- Born: August 3, 1963 (age 62) Nelson, British Columbia, Canada
- Height: 5 ft 10 in (178 cm)
- Weight: 181 lb (82 kg; 12 st 13 lb)
- Position: Goaltender
- Caught: Left
- Played for: HC Milano HC Asiago Augsburger Panther VEU Feldkirch Bracknell Bees
- National team: Italy
- NHL draft: 249th overall, 1982 Boston Bruins
- Playing career: 1988–2000

= Bruno Campese =

Canadian-born Italian ice hockey player

Bruno Campese (born August 3, 1963) is a Canadian ice hockey goaltender. He was selected by the Boston Bruins in the 12th round (249th overall) of the 1982 NHL entry draft. Until 2015, Campese was the general manager of the Prince Albert Raiders in the Western Hockey League (WHL).

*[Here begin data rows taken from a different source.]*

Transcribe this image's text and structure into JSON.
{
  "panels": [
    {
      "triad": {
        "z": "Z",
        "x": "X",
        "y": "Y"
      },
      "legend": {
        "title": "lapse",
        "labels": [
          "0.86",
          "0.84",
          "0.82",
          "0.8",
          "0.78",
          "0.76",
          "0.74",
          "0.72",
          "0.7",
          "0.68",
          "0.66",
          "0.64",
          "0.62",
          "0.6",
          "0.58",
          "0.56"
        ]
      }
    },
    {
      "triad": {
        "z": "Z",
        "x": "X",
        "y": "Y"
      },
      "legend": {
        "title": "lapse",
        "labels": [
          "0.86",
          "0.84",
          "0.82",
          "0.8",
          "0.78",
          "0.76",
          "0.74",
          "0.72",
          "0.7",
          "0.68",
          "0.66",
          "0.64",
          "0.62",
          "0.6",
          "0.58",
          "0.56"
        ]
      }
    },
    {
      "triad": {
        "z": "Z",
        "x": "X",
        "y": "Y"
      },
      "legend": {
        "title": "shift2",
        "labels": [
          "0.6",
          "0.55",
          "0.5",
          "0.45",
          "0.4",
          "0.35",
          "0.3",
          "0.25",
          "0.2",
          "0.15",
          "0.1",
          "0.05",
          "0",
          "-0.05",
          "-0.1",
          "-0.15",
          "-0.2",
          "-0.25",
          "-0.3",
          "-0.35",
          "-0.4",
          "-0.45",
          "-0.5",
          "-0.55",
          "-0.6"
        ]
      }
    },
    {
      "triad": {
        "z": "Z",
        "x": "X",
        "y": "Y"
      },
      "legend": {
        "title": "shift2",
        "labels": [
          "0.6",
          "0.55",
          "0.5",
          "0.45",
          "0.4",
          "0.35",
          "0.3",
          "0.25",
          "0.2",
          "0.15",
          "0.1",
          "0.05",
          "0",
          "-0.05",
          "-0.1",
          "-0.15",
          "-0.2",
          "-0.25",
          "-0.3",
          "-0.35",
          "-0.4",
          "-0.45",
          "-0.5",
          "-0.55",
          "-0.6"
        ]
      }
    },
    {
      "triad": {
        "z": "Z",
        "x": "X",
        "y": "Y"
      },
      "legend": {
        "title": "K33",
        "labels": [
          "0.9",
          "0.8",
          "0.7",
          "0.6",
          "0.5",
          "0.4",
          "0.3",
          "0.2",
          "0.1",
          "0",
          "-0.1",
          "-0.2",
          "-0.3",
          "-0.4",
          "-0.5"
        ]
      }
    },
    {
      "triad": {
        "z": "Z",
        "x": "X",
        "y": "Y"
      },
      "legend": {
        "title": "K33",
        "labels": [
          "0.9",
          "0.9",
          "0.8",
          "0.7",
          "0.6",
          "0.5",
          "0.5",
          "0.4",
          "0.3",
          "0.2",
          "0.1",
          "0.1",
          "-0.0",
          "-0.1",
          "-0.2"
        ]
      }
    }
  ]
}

Campese, a true student-athlete, earned both a bachelors degree (1987) and a masters degree (1989) from Eastern Washington University, Cheney, Washington, USA.

== Career ==
Campese competed at the 1994 Winter Olympic Games, and also at the 1993, 1994, and 1995 IIHF World Championships, as a member of the Italy national ice hockey team.

In 2007, the Prince Albert Raiders of the Western Hockey League hired Campese as their head coach, and on January 14, 2008, he took on the added responsibility as the team's general manager. On October 28, 2011, Campese relinquished his head coaching position to his assistant Steve Young but continued as general manager for the Raiders.